Inspiring the Littlest Linguists
Canadian Bobbie Holliday teaches the nursery class at the Children’s House Montessori Kindergarten and spends her days cultivating English language development in children ages 1 to 2.5. This task is made even tougher when you consider that English isn’t always the little ones’ first (or even second!) language.
What brought you to Beijing? How did you end up teaching small children?
I was a second language teacher in Guangzhou for five years and Paula [Zhou, principal of The Children’s House Montessori Kindergarten] was my colleague there. Neither of us were Montessorians, but she came to Beijing and was very impressed [with the Montessori method]and decided to get some extra training in it. The Children’s House was opening this class and she called and offered me the job. I jumped at the chance to move to Beijing.
How old are the children you teach?
1 to 2-and-a-half years old. One child in this class is 11 months old and has already been exposed to four languages. As a second language teacher that really interests me.
What can you teach children this young?
I wish that people who ask me that question could come into the classroom and see how involved the children are in their work. When they are painting, I see these brilliant colors coming out in their work, and I say to them, “Oh, those colors look really nice,” and the kids turn and look at me as if to say, “I know, you don’t need to tell me.” It’s like they don’t need my affirmation. I always expect that they can do things by themselves and they can, even at this young age.
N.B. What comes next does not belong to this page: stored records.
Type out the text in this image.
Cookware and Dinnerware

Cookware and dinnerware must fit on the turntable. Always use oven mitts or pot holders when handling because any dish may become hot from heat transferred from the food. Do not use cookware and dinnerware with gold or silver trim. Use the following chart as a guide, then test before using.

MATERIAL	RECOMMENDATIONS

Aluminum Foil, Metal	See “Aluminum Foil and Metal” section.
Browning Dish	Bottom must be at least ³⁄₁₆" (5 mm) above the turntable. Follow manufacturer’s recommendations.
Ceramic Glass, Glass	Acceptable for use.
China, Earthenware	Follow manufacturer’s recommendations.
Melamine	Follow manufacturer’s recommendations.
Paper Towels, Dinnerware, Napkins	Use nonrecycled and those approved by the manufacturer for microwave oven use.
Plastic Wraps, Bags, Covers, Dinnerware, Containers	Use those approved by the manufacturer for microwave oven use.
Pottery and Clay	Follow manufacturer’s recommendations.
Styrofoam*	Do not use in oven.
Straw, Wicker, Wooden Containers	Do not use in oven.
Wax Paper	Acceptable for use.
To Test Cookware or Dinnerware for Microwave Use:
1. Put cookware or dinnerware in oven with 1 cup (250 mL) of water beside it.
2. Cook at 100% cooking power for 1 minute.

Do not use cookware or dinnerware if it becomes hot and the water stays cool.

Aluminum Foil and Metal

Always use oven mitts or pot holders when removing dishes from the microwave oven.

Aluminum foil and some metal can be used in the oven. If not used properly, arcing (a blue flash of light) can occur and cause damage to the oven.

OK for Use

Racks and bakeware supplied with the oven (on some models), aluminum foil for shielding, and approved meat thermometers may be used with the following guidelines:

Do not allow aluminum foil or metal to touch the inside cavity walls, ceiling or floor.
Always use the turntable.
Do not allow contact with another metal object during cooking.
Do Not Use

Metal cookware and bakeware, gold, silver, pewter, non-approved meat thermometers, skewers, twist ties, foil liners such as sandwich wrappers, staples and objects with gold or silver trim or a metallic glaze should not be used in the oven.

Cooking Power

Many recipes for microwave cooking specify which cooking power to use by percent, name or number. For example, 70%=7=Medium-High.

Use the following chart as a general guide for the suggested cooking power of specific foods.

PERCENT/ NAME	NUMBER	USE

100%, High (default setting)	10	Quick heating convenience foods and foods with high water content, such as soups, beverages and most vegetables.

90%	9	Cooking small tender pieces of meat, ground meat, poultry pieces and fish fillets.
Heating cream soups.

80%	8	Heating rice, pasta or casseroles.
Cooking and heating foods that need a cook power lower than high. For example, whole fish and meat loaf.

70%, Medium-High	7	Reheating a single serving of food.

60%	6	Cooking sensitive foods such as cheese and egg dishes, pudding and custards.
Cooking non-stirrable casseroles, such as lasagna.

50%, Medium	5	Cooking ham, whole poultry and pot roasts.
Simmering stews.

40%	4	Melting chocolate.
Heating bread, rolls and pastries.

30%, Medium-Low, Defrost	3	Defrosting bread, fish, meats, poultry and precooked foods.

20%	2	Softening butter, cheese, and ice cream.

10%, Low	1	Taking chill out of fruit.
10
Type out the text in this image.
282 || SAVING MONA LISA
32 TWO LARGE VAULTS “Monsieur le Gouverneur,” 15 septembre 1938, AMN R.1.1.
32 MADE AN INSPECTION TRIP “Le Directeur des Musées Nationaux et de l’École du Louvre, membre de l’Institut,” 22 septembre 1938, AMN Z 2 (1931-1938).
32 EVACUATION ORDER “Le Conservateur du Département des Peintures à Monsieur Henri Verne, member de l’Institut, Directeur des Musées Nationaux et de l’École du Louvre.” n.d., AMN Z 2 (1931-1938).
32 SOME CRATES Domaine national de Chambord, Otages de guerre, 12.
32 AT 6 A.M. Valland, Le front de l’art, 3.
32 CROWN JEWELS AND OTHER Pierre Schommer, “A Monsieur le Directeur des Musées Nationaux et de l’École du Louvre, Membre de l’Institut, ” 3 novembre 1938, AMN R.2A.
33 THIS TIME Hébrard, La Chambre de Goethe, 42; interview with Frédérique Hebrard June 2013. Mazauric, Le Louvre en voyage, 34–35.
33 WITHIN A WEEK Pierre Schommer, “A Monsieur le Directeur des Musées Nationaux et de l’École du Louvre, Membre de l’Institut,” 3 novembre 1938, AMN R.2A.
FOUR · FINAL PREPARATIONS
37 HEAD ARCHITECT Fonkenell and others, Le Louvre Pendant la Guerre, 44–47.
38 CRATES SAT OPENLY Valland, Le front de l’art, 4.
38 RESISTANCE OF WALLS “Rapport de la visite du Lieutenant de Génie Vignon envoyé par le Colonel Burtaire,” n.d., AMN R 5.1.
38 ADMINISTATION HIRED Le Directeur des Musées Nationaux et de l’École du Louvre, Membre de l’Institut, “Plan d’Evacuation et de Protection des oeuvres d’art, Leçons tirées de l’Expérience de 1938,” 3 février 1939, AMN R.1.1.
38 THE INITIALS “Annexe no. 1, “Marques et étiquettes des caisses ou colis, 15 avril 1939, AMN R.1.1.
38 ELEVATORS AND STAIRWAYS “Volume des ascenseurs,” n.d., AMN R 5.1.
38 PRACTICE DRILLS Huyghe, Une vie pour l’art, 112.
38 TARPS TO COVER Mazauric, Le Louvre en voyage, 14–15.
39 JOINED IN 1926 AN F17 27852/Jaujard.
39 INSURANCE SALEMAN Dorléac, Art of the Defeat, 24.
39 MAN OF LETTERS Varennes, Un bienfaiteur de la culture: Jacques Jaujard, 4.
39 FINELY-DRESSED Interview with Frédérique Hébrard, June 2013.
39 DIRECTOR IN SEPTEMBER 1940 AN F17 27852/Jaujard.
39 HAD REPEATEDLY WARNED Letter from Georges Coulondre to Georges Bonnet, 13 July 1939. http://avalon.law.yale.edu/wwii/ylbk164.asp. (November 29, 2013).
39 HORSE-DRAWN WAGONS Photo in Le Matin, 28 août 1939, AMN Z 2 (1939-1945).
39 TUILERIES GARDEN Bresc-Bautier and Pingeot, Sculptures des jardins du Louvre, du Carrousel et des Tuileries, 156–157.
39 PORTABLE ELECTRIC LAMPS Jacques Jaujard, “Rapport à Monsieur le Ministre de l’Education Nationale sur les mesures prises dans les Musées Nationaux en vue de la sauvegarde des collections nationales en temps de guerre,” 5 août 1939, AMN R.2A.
What is the most challenging thing about teaching such young children?
Being quiet! I know most people who meet me find that difficult to believe [laughs]. Even though I’m given the allowance to have more conversation here, there still needs to be space for the children to stand back and take everything in. That’s something I need to remind myself of sometimes.
What’s your best teaching tool?
Our library has been the focal point of this class. I don’t want to set them up for failure and so we have kept our books down to the cardboard and cloth variety. But I have started to include a picture encyclopedia. The library is the place where the kids head as soon as they come in in the morning. Even my high-energy boys spend a lot of focused time looking at the books.
What do you find most rewarding about teaching?
When the kids remember something. Montessori is all about creating an environment where the kids can learn on their own. When a kid gets their mat out and unrolls it all on their own, or when they’ve finished and they put all their work away without having to be asked – when I see that kind of memory and sequencing happening I’m excited and that’s just such a huge reward for me. The kids come in here expecting to learn something.
Is there anything about being in China that makes your job different?
I think we have a little more freedom here to design our own program. Of course, we have to be true to the international community, but we can take a few allowances and not be so controlled by a curriculum. We have the world on our doorstep here.